Anne Arundel County officials and the Maryland State Police today signed an agreement to collaborate on drug enforcement, a move intended to pool investigative resources at a time when budgets are tight.
The agreement between the state and county police involves joint investigations, training, lab studies and other support functions.
The emphasis will be on interdiction efforts against the transport of drugs by aircraft, buses, trains and boats, as well as through hotels and motels.
State Police Superintendent Elmer H. Tippett said the agreement with Anne Arundel was needed because the county is more susceptible to the flow of drug traffic than other jurisdictions because Anne Arundel has an international airport, an Amtrak corridor, interstate highways and an extensive coastline.
Lt. Col. Tom Carr, chief of drug enforcement for the State Police, said his agency has agreements with 16 Maryland counties but the pacts differ from the "memorandum of understanding" signed today with Anne Arundel County.
The other agreements are task force arrangements, in which local police contribute to task force drug investigations headed by the State Police.
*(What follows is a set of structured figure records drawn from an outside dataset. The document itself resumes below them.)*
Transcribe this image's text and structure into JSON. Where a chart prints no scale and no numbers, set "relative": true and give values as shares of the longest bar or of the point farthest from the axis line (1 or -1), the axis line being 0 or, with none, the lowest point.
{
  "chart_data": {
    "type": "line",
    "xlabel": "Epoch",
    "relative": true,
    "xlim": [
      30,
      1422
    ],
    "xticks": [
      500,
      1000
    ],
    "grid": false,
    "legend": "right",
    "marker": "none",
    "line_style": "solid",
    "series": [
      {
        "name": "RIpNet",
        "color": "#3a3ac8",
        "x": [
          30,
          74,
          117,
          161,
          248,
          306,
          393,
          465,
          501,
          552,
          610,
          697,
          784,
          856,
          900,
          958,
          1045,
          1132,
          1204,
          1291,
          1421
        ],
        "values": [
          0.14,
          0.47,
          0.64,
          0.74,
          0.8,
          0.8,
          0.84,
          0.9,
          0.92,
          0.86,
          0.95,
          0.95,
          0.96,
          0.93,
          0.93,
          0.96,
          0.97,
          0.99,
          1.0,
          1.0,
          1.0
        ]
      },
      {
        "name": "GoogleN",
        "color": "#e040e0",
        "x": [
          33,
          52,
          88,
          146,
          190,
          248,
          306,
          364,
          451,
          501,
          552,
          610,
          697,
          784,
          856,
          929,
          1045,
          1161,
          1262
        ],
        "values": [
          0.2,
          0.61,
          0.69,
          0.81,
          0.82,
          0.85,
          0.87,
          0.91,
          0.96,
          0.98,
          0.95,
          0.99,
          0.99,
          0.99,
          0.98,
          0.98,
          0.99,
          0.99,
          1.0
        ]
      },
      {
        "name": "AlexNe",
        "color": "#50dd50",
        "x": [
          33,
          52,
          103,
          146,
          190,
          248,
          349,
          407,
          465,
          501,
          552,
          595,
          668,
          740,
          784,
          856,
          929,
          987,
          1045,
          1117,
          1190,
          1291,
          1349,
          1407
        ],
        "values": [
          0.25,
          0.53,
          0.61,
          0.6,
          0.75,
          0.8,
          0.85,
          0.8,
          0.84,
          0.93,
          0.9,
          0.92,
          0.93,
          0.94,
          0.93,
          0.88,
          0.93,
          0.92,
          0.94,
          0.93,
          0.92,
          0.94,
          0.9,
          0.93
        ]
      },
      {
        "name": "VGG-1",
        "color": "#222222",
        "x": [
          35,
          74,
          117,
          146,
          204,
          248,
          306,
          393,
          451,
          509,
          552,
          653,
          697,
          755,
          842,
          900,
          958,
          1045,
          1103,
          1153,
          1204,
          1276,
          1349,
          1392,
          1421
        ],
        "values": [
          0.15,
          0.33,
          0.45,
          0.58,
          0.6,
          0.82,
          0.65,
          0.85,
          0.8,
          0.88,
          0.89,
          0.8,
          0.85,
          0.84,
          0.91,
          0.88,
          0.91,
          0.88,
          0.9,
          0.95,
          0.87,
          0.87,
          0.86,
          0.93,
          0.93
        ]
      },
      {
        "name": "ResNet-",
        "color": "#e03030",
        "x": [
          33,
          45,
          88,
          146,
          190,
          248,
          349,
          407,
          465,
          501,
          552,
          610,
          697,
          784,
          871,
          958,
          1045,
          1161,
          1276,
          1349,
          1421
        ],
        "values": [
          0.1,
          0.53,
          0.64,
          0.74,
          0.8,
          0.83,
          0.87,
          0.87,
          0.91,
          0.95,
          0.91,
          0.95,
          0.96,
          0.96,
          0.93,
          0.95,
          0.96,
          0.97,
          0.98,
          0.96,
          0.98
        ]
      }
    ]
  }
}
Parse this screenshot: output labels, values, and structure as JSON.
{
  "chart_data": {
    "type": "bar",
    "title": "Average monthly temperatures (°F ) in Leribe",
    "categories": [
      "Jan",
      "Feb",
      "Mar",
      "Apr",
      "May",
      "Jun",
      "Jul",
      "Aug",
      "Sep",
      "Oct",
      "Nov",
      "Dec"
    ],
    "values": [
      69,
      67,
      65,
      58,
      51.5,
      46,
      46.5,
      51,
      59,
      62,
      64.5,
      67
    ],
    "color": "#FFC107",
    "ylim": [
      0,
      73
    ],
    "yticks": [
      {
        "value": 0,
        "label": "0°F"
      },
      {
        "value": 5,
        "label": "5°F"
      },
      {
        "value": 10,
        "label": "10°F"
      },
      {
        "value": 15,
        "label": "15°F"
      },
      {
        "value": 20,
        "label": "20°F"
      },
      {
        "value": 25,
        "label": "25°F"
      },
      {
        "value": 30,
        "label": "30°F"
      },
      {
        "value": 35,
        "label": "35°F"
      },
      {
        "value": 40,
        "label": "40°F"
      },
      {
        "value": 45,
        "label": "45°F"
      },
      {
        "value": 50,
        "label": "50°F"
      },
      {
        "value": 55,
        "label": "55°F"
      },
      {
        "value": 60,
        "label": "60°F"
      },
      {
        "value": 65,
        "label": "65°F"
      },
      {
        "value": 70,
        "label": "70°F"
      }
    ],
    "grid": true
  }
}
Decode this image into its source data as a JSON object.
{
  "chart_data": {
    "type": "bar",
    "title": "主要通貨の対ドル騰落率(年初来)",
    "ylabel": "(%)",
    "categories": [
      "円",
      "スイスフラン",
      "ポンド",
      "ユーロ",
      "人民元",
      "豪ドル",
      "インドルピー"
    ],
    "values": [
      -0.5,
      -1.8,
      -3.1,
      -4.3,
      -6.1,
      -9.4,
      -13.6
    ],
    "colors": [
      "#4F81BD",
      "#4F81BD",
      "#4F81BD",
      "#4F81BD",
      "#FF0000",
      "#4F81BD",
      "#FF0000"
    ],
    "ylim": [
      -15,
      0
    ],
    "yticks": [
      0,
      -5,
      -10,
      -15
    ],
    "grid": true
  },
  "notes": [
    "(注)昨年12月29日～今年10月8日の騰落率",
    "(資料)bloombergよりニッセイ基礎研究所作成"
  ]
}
Carr said that Anne Arundel police will trade information and collaborate with State Police but without coming under their command for special investigations.
Carr said he hopes to sign similar agreements with other large metropolitan jurisdictions.
One result of the agreement, Carr said, will be additional State Police detectives working on drug cases in Anne Arundel.
Their number will increase from 11 to 24, he said. The cost of their salaries will be borne by drug enforcement grants from the federal government.
County Executive Robert R. Neall approached the State Police with the idea for an agreement on collaboration.
He said he recalled from his previous job as chairman of the Governor's Commission on Alcohol and Drug Abuse Prevention that drug investigations at different levels of government sometimes paralleled each other.
With the budgets of the State Police and the Anne Arundel Police suffering cuts, the agreement "enables us to maintain a comprehensive investigative effort," Neall said. "It's trying to find other ways to do the same job."
Officials did not have estimates of specific cost savings.
County Police Chief Robert Russell said his department was already cooperating with the State Police, but that the agreement puts the understanding in formal terms.
Anne Arundel County conducts about 200 drug investigations a year. Since the county police Interdiction Unit was formed in November 1990, it has recovered $350,265 worth of illegal drugs and $63,142 in currency, officials said.